Si bien en las entrevistas los padres de Gabriel dicen que la madre tuvo una depresión muy severa los 30 años cuando sus hijos ingresaron a la escuela primaria y un brote psicótico en el momento del Bar o Bat Mitzvá, por los años a que hacen mención, esto solo sucedió cuando Gabriel realizó estos cambios cualitativos de pasaje de infancia a niñez, de niñez a la adolescencia. Por lo que considero que es el crecimiento y desprendimiento de este primer hijo y varón que se liga a las crisis depresivas y psicóticas de la madre.

Es precisamente en ese momento de pasaje que la madre tiene un brote. Evidentemente no se puede confrontar con alguien tan frágil, tan vulnerable narcisísticamente, por lo que pareciera que Gabriel transforma esa agresividad, necesaria y saludable para la confrontación en tristeza. El padre por otro lado parece también borrarse, mantenerse a distancia, no involucrarse con el hijo.

La culpa por crecer y generar esta fractura subjetiva en la madre inhibe el trabajo puberal de inscripción y apropiación de una sexualidad genital de la que no puede hacer “uso”, inaugurar, disfrutar.
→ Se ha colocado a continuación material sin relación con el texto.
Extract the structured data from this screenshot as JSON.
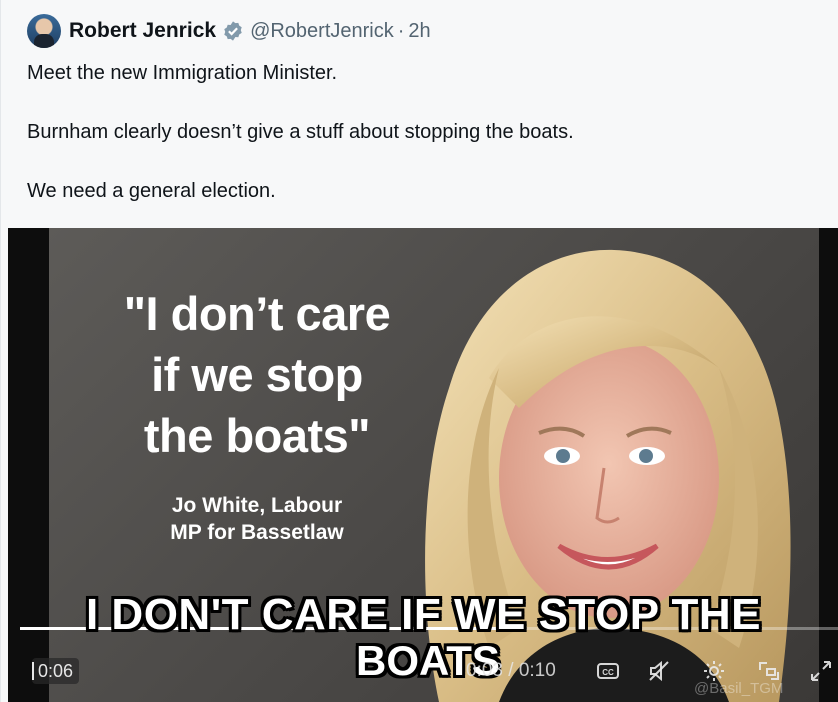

No se constituye la categoría de “nosotros” referida a su grupo de pares. La enfermedad de la madre, ligada a conflictos no resueltos de su propia historia o quizás transgeneracionales, deviene en obturación de la adolescencia del hijo e inhibición de las pulsiones sexuales y agresivas.

La tristeza no es un dolor físico, sino psíquico. La enfermedad o muerte de un ser querido, una separación o el fracaso en un objetivo son circunstancias que a cualquier persona le suelen causar tristeza. Ante una situación desafortunada cada subjetividad puede reaccionar diferente de acuerdo a una multiplicidad de factores de su historia, personales, constitutivos, convirtiendo la tristeza en otros sentimientos (rabia o ansiedad, por ejemplo) o simplemente tomando al estado de tristeza o angustia como “filosofía de vida”, una visión pesimista y oscura de la vida que convierte a cualquier nueva situación de dolor en algo mucho más tolerable para él.

Sin embargo, la depresión es generalmente desencadenada por una situación de tristeza o angustia, pero este estado de baja autoestima y desesperanza es mucho más prolongado. Pueden manifestarse como sensación permanente o habitual de desamparo, inhibición o agitación psicomotriz; trastorno del ritmo del sueño: insomnio o hipersomnia, autorreproches, autocrítica excesiva y sentimientos de culpa, sentimiento de inferioridad; visión pesimista de la vida, del futuro y de las propias posibilidades de logros o transformación.

Tristezas, inhibiciones, conductas fobígenas, como decíamos pueden formar parte de los procesos y trabajos puberales y de adolescencia. No son patológicas en la medida que son transitorios. Son estados generados por los duelos exigidos; por la vacilación frente a lo nuevo y desconocido de la sexualidad puberal, por la vergüenza que generan las fantasías sexuales y las prácticas masturbatorias. En la medida que son habladas, compartidas con por lo menos un amigo íntimo, escritas en diarios íntimos o letras de poemas o canciones, van superándose y permitiendo tener experiencias adolescentes.

Estas emociones y conductas constituyen síntomas de depresión en Gabriel en la medida que se transforman en la única manifestación afectiva, que lo acompaña durante todos esos años y que sólo con la intervención y acompañamiento de un terapeuta puede superar.

Puede enojarse con el padre por no ocuparse de sostener sus funciones como padre y acompañando a su mujer durante su convalecencia y muerte.

Es en el espacio de su análisis que puede sostener su deseo sin culpabilizarse y proyectarse esperanzadamente en un futuro cuando dice “mi padre tiene 50, es lógico que busque pareja, Yo no… Todos los chicos dicen lo mismo, perdés la libertad… algún día... Por ahora no”.

Se identifica con sus pares. No se siente culpable por asumir su propio deseo de no ir al mismo viaje del padre. Pensar en su propio viaje. Parece que pudo comenzar a transitar los trabajos de adolescencia.

Parafraseando al poeta y haciendo alusión a su comentario respecto al cambio de consultorio, podríamos agregar que el gris y el negro, del desolado y frio invierno se poblaron de colores cálidos: “Nadie se puede matar en primavera”.